Tribunnews.com, Jakarta - Media diminta untuk tidak mewawancarai keluarga korban pesawat AirAsia QZ8501 yang terbang dari Surabaya-Singapura, Minggu (28/12/2014).
Dosen Ilmu Komunikasi Fakultas Hukum dan Komunikasi Unika Soegijapranata Algooth Putranto menilai peliputan hilangnya pesawat AirAsia dengan memaksa keluarga korban AirAsia untuk wawancara itu cermin media tuna etika dan empati.
“Memaksa keluarga korban dalam kondisi duka untuk menjawab pertanyaan itu menunjukkan sang reporter tidak memiliki empati juga tidak peduli etika atau bisa jadi ada tekanan besar dari ruang redaksi. Ini memalukan dan kemunduran,” ujarnya Minggu (28/12/2014).
Menurut Algooth, peliputan televisi yang peka etika dan berempati sudah mengalami kemajuan dalam peliputan kecelakaan Sukhoi Superjet 100 (SSJ-100) di Gunung Salak dan Malaysia Airlines MH370. (baca juga: Jokowi: Kita Berdoa Untuk Keselamatan Penumpang dan Semua )
“Dalam dua peliputan tersebut, rekan-rekan jurnalis sangat menjunjung tinggi etika dan memberikan empati dalam melakukan peliputan. Kali ini, justru kemunduran karena reporter memaksa wawancara,” ujarnya.

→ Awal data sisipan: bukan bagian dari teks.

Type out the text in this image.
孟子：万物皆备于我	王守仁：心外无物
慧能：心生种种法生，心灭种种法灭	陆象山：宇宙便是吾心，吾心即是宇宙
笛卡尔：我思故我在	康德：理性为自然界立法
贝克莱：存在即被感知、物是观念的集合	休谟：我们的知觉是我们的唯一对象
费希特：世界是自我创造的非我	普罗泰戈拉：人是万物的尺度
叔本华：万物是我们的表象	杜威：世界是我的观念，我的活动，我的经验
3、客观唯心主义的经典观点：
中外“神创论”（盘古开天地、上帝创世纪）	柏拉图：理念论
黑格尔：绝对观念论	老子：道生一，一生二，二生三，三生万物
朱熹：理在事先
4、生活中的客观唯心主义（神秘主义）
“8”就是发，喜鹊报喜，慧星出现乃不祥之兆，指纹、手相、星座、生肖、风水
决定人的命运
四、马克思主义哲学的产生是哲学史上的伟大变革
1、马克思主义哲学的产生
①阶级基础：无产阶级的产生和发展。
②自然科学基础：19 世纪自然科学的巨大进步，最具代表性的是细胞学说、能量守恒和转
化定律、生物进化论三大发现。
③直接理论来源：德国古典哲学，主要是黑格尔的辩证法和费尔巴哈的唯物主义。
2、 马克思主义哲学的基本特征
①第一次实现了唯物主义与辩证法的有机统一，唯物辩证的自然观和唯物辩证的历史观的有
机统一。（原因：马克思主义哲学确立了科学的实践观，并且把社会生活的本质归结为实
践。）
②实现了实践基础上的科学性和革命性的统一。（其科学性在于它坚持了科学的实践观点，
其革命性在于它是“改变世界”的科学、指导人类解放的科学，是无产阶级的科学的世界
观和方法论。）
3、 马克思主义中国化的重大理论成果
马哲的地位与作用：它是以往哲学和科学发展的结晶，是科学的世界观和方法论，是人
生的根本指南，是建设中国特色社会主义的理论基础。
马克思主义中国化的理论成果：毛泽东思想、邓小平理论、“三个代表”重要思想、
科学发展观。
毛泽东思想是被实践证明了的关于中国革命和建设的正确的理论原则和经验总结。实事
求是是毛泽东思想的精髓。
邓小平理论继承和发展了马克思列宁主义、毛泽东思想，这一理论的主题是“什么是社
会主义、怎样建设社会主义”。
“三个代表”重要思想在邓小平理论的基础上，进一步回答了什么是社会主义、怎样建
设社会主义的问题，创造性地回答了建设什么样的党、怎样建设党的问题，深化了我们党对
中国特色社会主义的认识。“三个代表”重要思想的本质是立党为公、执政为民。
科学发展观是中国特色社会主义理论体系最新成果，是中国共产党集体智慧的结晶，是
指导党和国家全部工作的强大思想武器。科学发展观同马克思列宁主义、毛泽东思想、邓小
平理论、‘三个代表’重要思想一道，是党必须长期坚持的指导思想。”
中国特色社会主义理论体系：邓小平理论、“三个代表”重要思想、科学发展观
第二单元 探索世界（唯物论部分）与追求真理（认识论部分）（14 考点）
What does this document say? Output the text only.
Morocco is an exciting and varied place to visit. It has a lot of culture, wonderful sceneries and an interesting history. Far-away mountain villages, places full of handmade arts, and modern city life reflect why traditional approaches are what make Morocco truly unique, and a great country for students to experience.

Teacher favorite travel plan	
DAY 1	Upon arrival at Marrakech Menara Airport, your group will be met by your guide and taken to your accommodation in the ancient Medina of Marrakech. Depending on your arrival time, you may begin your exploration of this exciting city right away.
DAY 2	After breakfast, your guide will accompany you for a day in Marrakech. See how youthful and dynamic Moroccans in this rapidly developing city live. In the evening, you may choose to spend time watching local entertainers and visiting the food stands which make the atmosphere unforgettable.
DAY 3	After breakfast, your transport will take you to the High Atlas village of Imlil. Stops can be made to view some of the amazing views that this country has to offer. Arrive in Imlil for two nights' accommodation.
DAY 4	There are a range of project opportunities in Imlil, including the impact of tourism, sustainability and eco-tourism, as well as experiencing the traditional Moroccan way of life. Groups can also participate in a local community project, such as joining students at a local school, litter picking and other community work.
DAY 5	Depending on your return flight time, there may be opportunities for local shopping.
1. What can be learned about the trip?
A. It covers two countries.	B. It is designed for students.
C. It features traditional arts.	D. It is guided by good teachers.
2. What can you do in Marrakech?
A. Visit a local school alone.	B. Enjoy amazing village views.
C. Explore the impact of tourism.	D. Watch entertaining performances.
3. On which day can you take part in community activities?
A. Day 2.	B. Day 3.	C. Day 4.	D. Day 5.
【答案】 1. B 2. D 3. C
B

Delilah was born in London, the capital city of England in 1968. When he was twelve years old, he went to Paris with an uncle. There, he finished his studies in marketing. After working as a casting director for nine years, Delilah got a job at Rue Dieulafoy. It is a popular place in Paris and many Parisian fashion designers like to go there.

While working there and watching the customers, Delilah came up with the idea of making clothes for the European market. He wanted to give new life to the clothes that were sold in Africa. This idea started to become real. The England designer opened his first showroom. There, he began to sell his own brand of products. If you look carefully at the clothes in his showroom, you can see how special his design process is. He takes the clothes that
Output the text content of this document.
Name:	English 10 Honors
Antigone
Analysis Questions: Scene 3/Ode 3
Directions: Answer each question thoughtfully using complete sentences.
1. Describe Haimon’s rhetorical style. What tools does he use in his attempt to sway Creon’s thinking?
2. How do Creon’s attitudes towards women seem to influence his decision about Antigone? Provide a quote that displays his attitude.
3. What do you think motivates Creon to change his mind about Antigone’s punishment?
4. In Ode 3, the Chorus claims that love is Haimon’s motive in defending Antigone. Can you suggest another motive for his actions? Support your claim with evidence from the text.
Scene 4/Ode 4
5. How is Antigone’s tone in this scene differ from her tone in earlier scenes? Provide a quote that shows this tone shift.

Meski demikian, menurut Algooth hal ini tidak sepenuhnya kesalahan reporter di lapangan karena menjadi tugas media tempat reporter bekerja yang memiliki tanggung jawab untuk meningkatkan pengetahuan reporter tersebut.
“Atau bisa jadi justru ruang redaksi media tempat reporter bekerja yang menuntut secara berlebihan berita eksklusif, sehingga mengakibatkan reporter terdorong melakukan peliputan dengan menafikan empati dan etika,” tuturnya.
Pada sisi lain diakui atau tidak Dewan Pers, asosiasi jurnalis dan dunia pendidikan sejauh ini kurang mengampanyekan etik jurnalisme peliputan konflik maupun bencana. “Paling-paling hanya KPI yang mengingatkan hal-hal seperti ini.”